Voilà. Point final. En somme. Je viens de terminer cet assemblage de textes en provenance du bloc-notes et toute la journée, je me suis senti dans un état étrange, à la fois soulagé d'y être parvenu mais aussi curieusement insatisfait. Comme si de faire aboutir un projet auquel j'ai tout de même travaillé presque trois mois, quasi tous les jours, ne m'apportait pas cette joie particulière de la chose accomplie.

Se pourrait-il que cet essai soit raté?, j'enrage un peu de ne plus avoir de papier à la maison et de l'encre en très faible quantité pour l'imprimer et le donner à lire à Anne, parce qu'alors son verdict m'éclairerait, je saurais, sans pouvoir me tromper, si ce que j'ai fait tient, ou non, la route. Cela fait tout de même 250 pages, je ne peux pas demander à Anne de le lire à l'écran. Et François à qui je l'ai envoyé ce matin, comment lit-il ce genre de choses?, imprime-t-il ou lit-il à l'écran?, ce que François voit, ce qu'il voit sur un écran, et ce qu'il lit et la sûreté avec lequel il lit, tout cela est bien mystérieux pour moi. Comme d'imaginer François écrire, les yeux fermés. Plus d'une fois ai-je essayé pour moi-même, mais cela ne fonctionne pas vraiment, je crois que je panique à la moindre faute de frappe supposée, je regarde au moins le clavier, mais faisant cela, ce n'est pas fermer les yeux n'est-ce pas? Ce n'est pas écrire de l'obscurité quand bien même mon clavier est noir.

Nous étions curieusement épuisés avec Anne en début d'après-midi, je me demande si cette étrange fatigue qui est sur moi n'est pas contagieuse au point de rejaillir sur les épaules d'Anne.

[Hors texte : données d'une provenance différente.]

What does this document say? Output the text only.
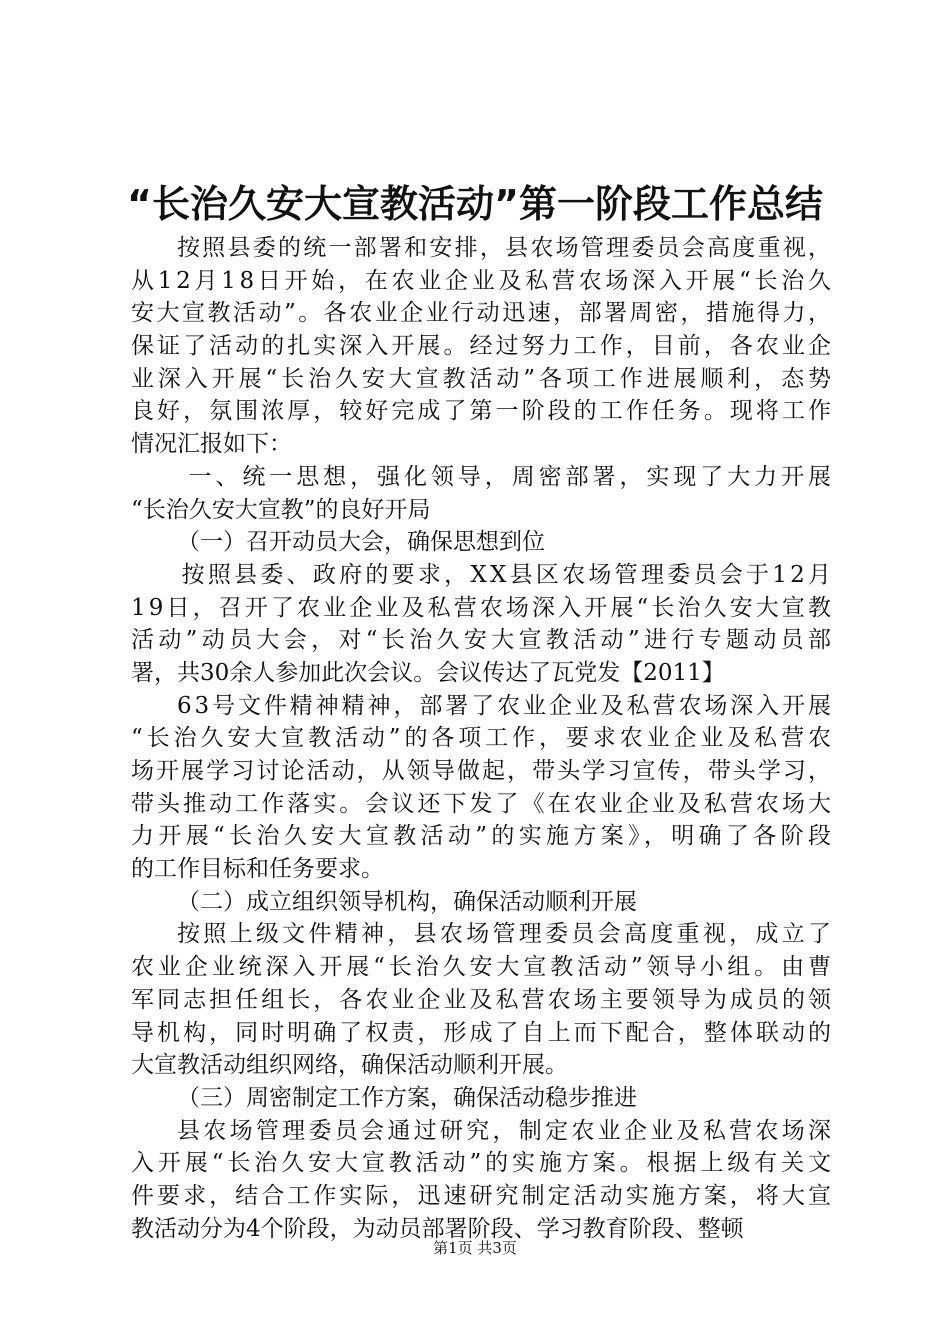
“长治久安大宣教活动”第一阶段工作总结
按照县委的统一部署和安排，县农场管理委员会高度重视，
从12月18日开始，在农业企业及私营农场深入开展“长治久
安大宣教活动”。各农业企业行动迅速，部署周密，措施得力，
保证了活动的扎实深入开展。经过努力工作，目前，各农业企
业深入开展“长治久安大宣教活动”各项工作进展顺利，态势
良好，氛围浓厚，较好完成了第一阶段的工作任务。现将工作
情况汇报如下：
一、统一思想，强化领导，周密部署，实现了大力开展
“长治久安大宣教”的良好开局
（一）召开动员大会，确保思想到位
按照县委、政府的要求，XX县区农场管理委员会于12月
19日，召开了农业企业及私营农场深入开展“长治久安大宣教
活动”动员大会，对“长治久安大宣教活动”进行专题动员部
署，共30余人参加此次会议。会议传达了瓦党发【2011】
63号文件精神精神，部署了农业企业及私营农场深入开展
“长治久安大宣教活动”的各项工作，要求农业企业及私营农
场开展学习讨论活动，从领导做起，带头学习宣传，带头学习，
带头推动工作落实。会议还下发了《在农业企业及私营农场大
力开展“长治久安大宣教活动”的实施方案》，明确了各阶段
的工作目标和任务要求。
（二）成立组织领导机构，确保活动顺利开展
按照上级文件精神，县农场管理委员会高度重视，成立了
农业企业统深入开展“长治久安大宣教活动”领导小组。由曹
军同志担任组长，各农业企业及私营农场主要领导为成员的领
导机构，同时明确了权责，形成了自上而下配合，整体联动的
大宣教活动组织网络，确保活动顺利开展。
（三）周密制定工作方案，确保活动稳步推进
县农场管理委员会通过研究，制定农业企业及私营农场深
入开展“长治久安大宣教活动”的实施方案。根据上级有关文
件要求，结合工作实际，迅速研究制定活动实施方案，将大宣
教活动分为4个阶段，为动员部署阶段、学习教育阶段、整顿
第1页 共3页
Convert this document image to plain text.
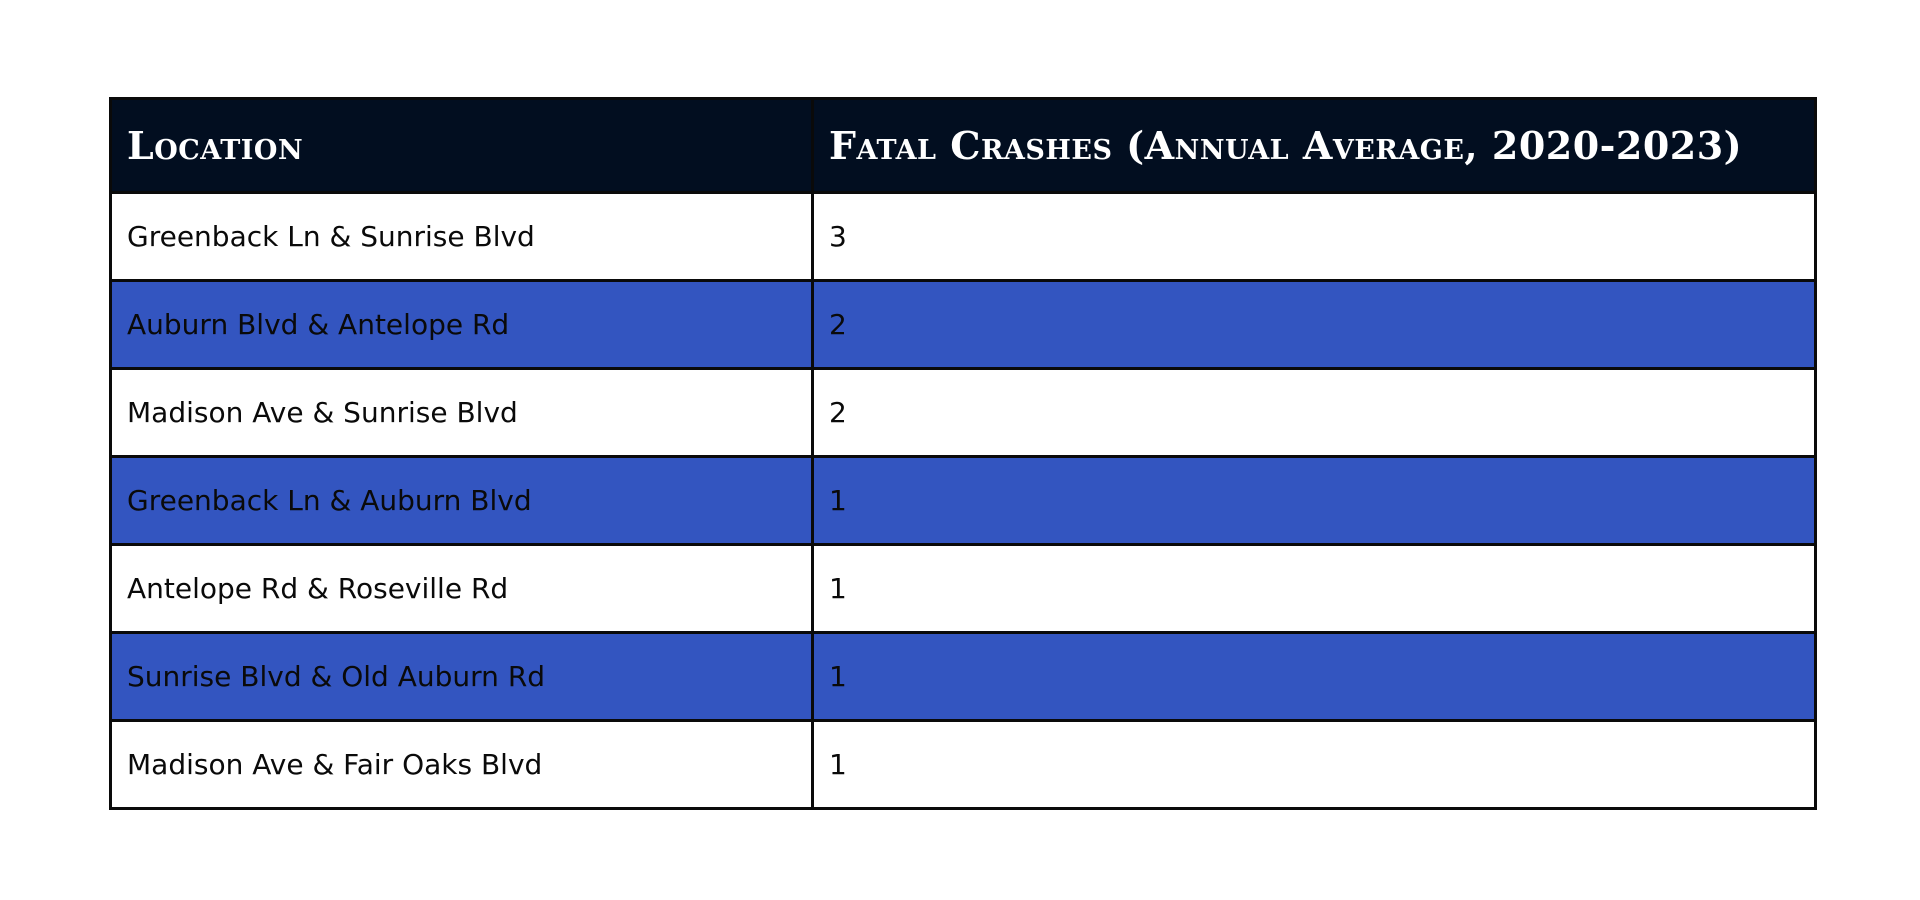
Location	Fatal Crashes (Annual Average, 2020-2023)
Greenback Ln & Sunrise Blvd	3
Auburn Blvd & Antelope Rd	2
Madison Ave & Sunrise Blvd	2
Greenback Ln & Auburn Blvd	1
Antelope Rd & Roseville Rd	1
Sunrise Blvd & Old Auburn Rd	1
Madison Ave & Fair Oaks Blvd	1
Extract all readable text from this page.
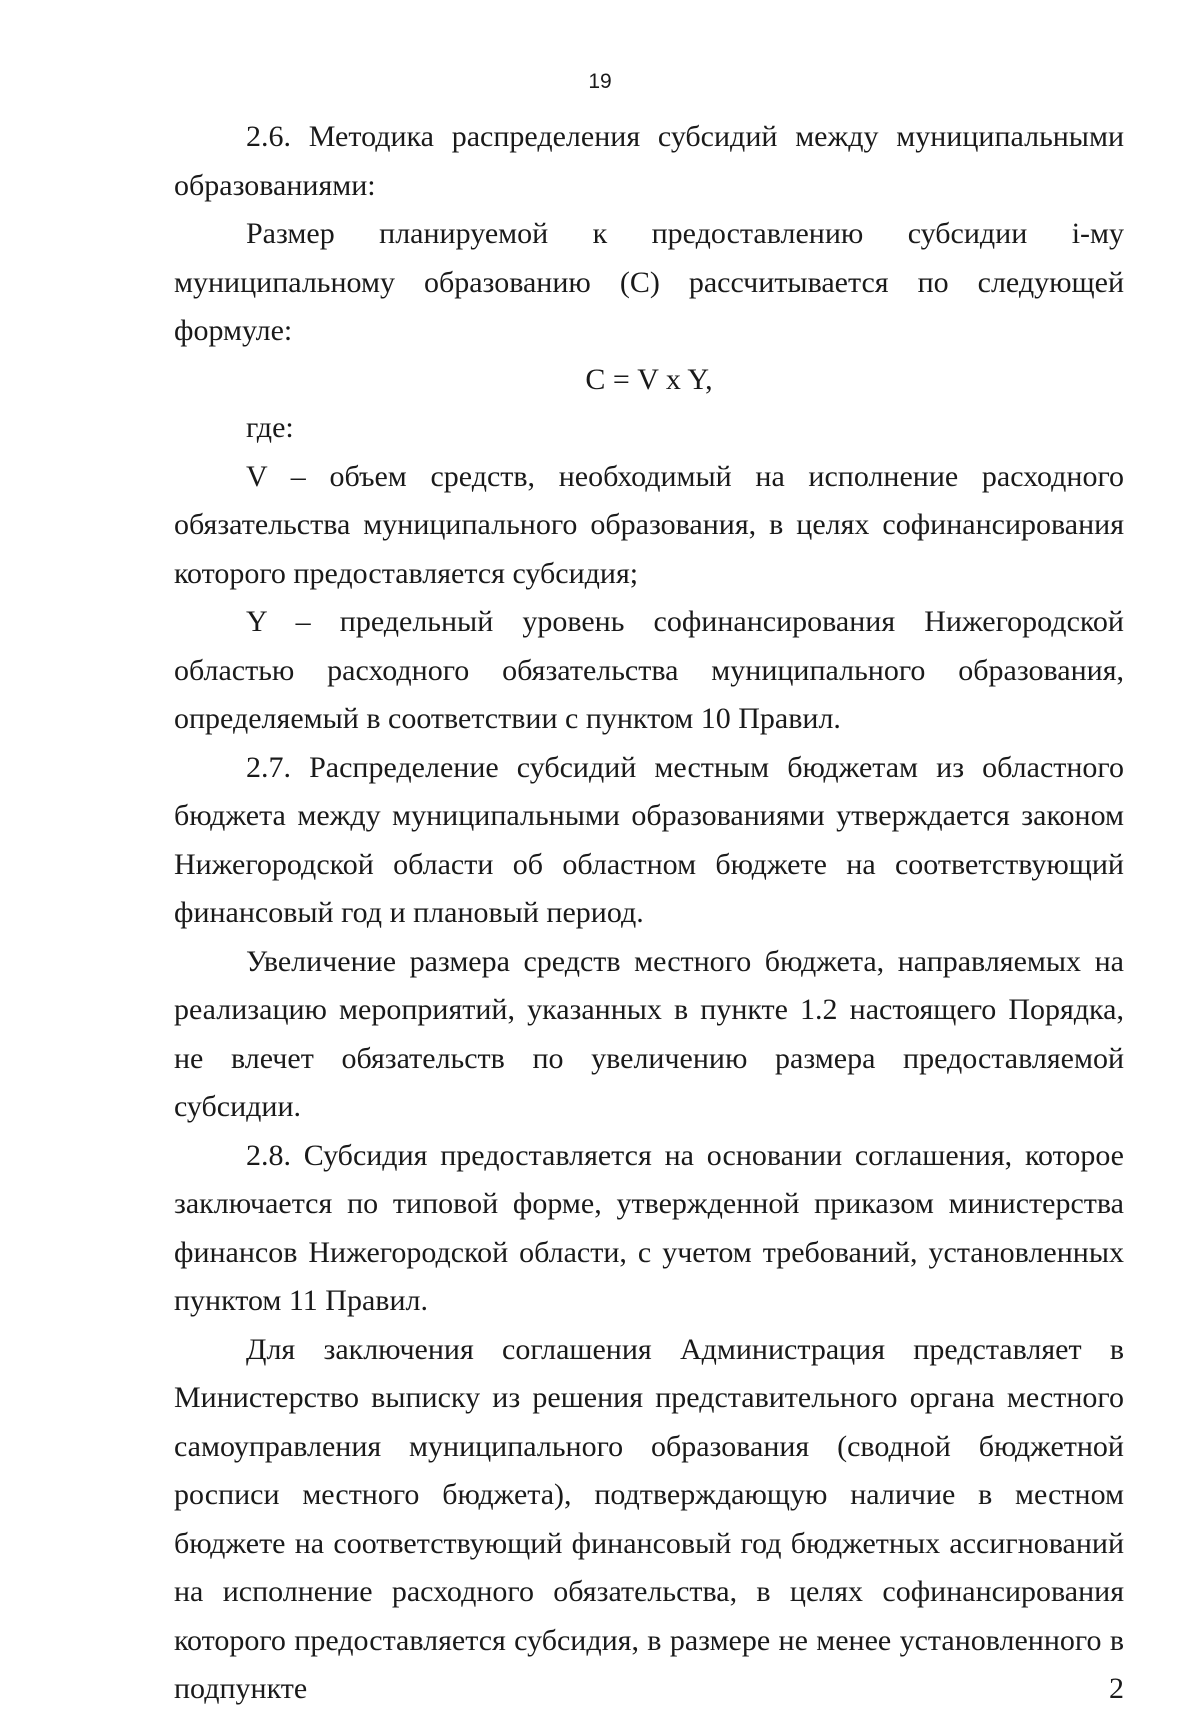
19

2.6. Методика распределения субсидий между муниципальными образованиями:

Размер планируемой к предоставлению субсидии i-му муниципальному образованию (С) рассчитывается по следующей формуле:

С = V x Y,

где:

V – объем средств, необходимый на исполнение расходного обязательства муниципального образования, в целях софинансирования которого предоставляется субсидия;

Y – предельный уровень софинансирования Нижегородской областью расходного обязательства муниципального образования, определяемый в соответствии с пунктом 10 Правил.

2.7. Распределение субсидий местным бюджетам из областного бюджета между муниципальными образованиями утверждается законом Нижегородской области об областном бюджете на соответствующий финансовый год и плановый период.

Увеличение размера средств местного бюджета, направляемых на реализацию мероприятий, указанных в пункте 1.2 настоящего Порядка, не влечет обязательств по увеличению размера предоставляемой субсидии.

2.8. Субсидия предоставляется на основании соглашения, которое заключается по типовой форме, утвержденной приказом министерства финансов Нижегородской области, с учетом требований, установленных пунктом 11 Правил.

Для заключения соглашения Администрация представляет в Министерство выписку из решения представительного органа местного самоуправления муниципального образования (сводной бюджетной росписи местного бюджета), подтверждающую наличие в местном бюджете на соответствующий финансовый год бюджетных ассигнований на исполнение расходного обязательства, в целях софинансирования которого предоставляется субсидия, в размере не менее установленного в подпункте 2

Elle s'est allongée sur le canapé et je me suis couché par terre le long du canapé, et je crois bien que nous nous sommes endormis brièvement, tous les deux.

Je regrette de ne pas parvenir à mettre à profit les moments libres, pourtant nombreux et contigus de cette journée, un vrai luxe, et d'en faire davantage, mais les énergies manquent, tant je n'arrive pas à quiter en pensées le texte tout juste abouti.

Et ce soir descendu dans le garage, je tente de prendre en note la description de cette incapacité, et je ressens bien de l'impuissance à nouveau de n'y pas parvenir. Et à la réflexion, c'est toujours comme cela ces moments quand je viens de finir un livre. Je manque totalement du courage qui me verrait en entamer un autre, qui pourtant serait le seul mouvement qui pourrait me délivrer de cette inertie pesante, et je tarde toujours à le faire, parce qu'alors je me sens prisonnier de ce nouveau livre, dont je ne rêverais que de m'échapper. Donc libre, je voudrais m'enchaîner, et emprisonné, je rêve de faire tomber mes chaînes, de parvenir à m'extraire de cette espèce de labyrinthe. On est vite prisonnier de soi-même. Et c'est une geôle dont on ne s'échappe pas, pour aller où?